State	Meaning	\(X=0\) (Next/\(Z\))	\(X=1\) (Next/\(Z\))
\(A\)	Reset	\(A\)/0	\(B\)/0
\(B\)	Seen "1"	\(A\)/0	\(C\)/0
\(C\)	Seen "11"	\(A\)/1	\(C\)/0

3 states, 2 flip-flops. Output \(Z=1\) appears on the transition from \(C\) with \(X=0\).

Moore Machine:

State	Meaning	\(X=0\) Next	\(X=1\) Next	Output \(Z\)
\(A\)	Reset	\(A\)	\(B\)	0
\(B\)	Seen "1"	\(A\)	\(C\)	0
\(C\)	Seen "11"	\(D\)	\(C\)	0
\(D\)	Seen "110"	\(A\)	\(B\)	1

4 states, 2 flip-flops.
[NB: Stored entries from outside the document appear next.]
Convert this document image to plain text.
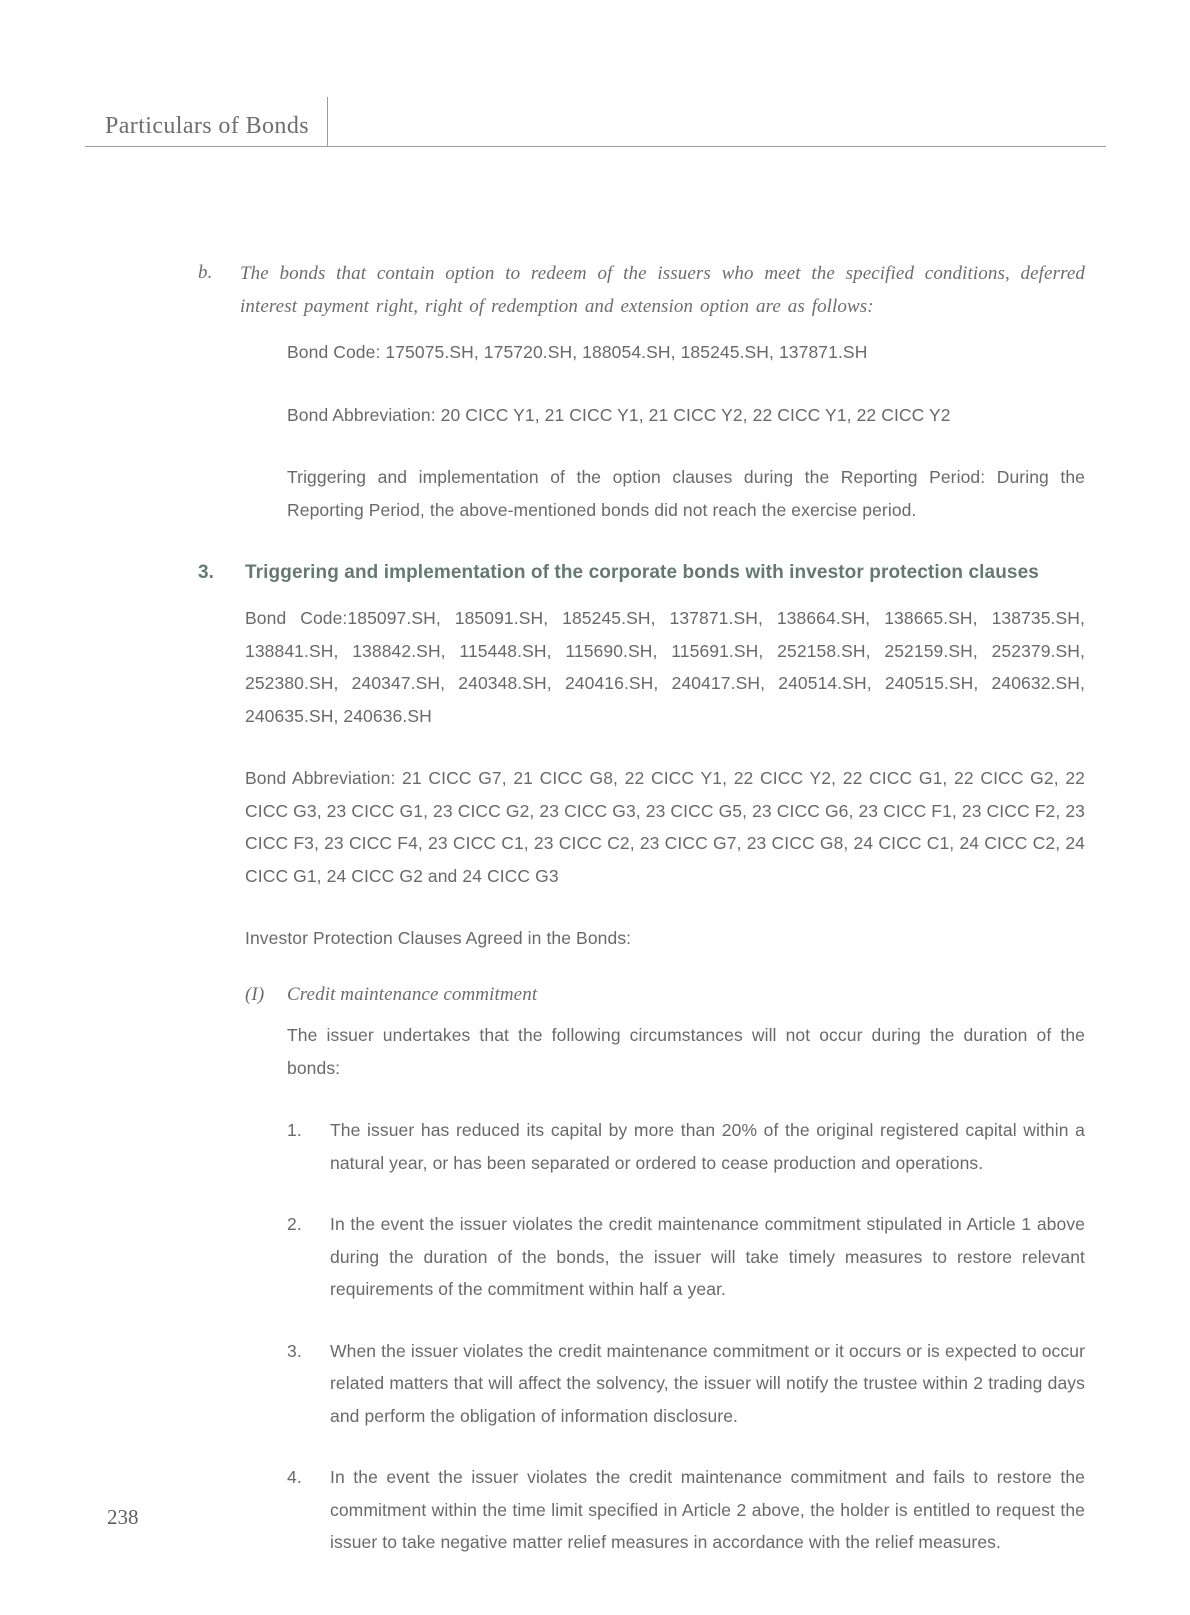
Particulars of Bonds
b.	The bonds that contain option to redeem of the issuers who meet the specified conditions, deferred interest payment right, right of redemption and extension option are as follows:

Bond Code: 175075.SH, 175720.SH, 188054.SH, 185245.SH, 137871.SH

Bond Abbreviation: 20 CICC Y1, 21 CICC Y1, 21 CICC Y2, 22 CICC Y1, 22 CICC Y2

Triggering and implementation of the option clauses during the Reporting Period: During the Reporting Period, the above-mentioned bonds did not reach the exercise period.

3.	Triggering and implementation of the corporate bonds with investor protection clauses

Bond Code:185097.SH, 185091.SH, 185245.SH, 137871.SH, 138664.SH, 138665.SH, 138735.SH, 138841.SH, 138842.SH, 115448.SH, 115690.SH, 115691.SH, 252158.SH, 252159.SH, 252379.SH, 252380.SH, 240347.SH, 240348.SH, 240416.SH, 240417.SH, 240514.SH, 240515.SH, 240632.SH, 240635.SH, 240636.SH

Bond Abbreviation: 21 CICC G7, 21 CICC G8, 22 CICC Y1, 22 CICC Y2, 22 CICC G1, 22 CICC G2, 22 CICC G3, 23 CICC G1, 23 CICC G2, 23 CICC G3, 23 CICC G5, 23 CICC G6, 23 CICC F1, 23 CICC F2, 23 CICC F3, 23 CICC F4, 23 CICC C1, 23 CICC C2, 23 CICC G7, 23 CICC G8, 24 CICC C1, 24 CICC C2, 24 CICC G1, 24 CICC G2 and 24 CICC G3

Investor Protection Clauses Agreed in the Bonds:

(I)	Credit maintenance commitment

The issuer undertakes that the following circumstances will not occur during the duration of the bonds:

1.	The issuer has reduced its capital by more than 20% of the original registered capital within a natural year, or has been separated or ordered to cease production and operations.

2.	In the event the issuer violates the credit maintenance commitment stipulated in Article 1 above during the duration of the bonds, the issuer will take timely measures to restore relevant requirements of the commitment within half a year.

3.	When the issuer violates the credit maintenance commitment or it occurs or is expected to occur related matters that will affect the solvency, the issuer will notify the trustee within 2 trading days and perform the obligation of information disclosure.

4.	In the event the issuer violates the credit maintenance commitment and fails to restore the commitment within the time limit specified in Article 2 above, the holder is entitled to request the issuer to take negative matter relief measures in accordance with the relief measures.

238
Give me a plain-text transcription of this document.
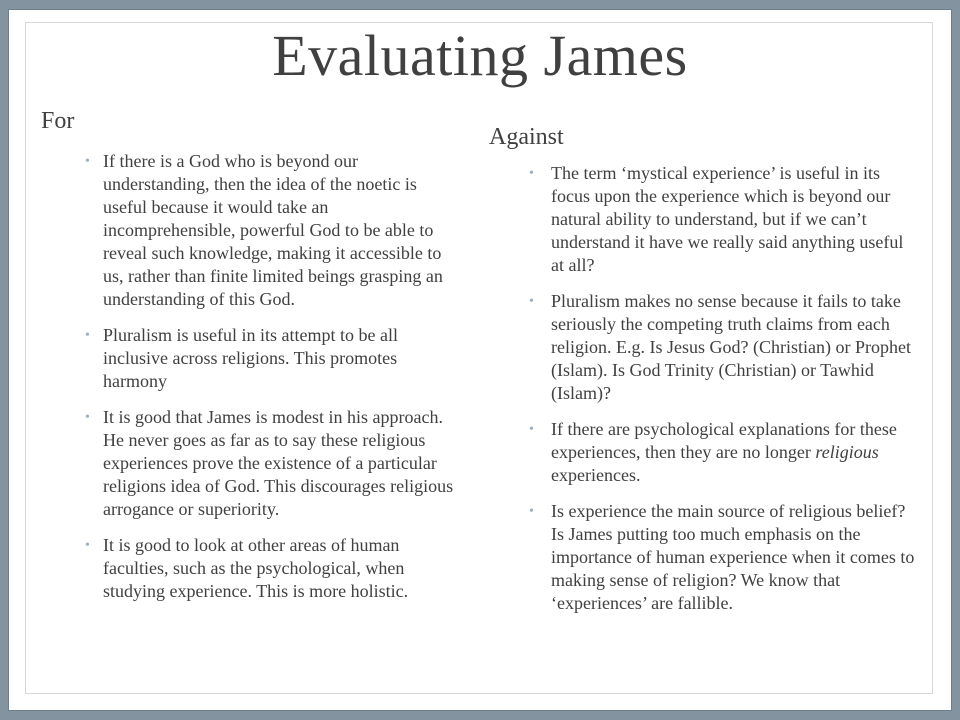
Evaluating James
For
• If there is a God who is beyond our understanding, then the idea of the noetic is useful because it would take an incomprehensible, powerful God to be able to reveal such knowledge, making it accessible to us, rather than finite limited beings grasping an understanding of this God.
• Pluralism is useful in its attempt to be all inclusive across religions. This promotes harmony
• It is good that James is modest in his approach. He never goes as far as to say these religious experiences prove the existence of a particular religions idea of God. This discourages religious arrogance or superiority.
• It is good to look at other areas of human faculties, such as the psychological, when studying experience. This is more holistic.
Against
• The term ‘mystical experience’ is useful in its focus upon the experience which is beyond our natural ability to understand, but if we can’t understand it have we really said anything useful at all?
• Pluralism makes no sense because it fails to take seriously the competing truth claims from each religion. E.g. Is Jesus God? (Christian) or Prophet (Islam). Is God Trinity (Christian) or Tawhid (Islam)?
• If there are psychological explanations for these experiences, then they are no longer religious experiences.
• Is experience the main source of religious belief? Is James putting too much emphasis on the importance of human experience when it comes to making sense of religion? We know that ‘experiences’ are fallible.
Output \(Z=1\) in state \(D\).

Comparison:

Property	Mealy	Moore
Number of states	3	4
Number of flip-flops	2	2
Output timing	Immediate (combinational, may glitch)	Delayed by 1 clock (registered, glitch-free)
Output depends on	Current state + input	Current state only

The Mealy machine detects the sequence one clock cycle earlier than the Moore machine, but its output may have glitches since it depends on the input combinationally.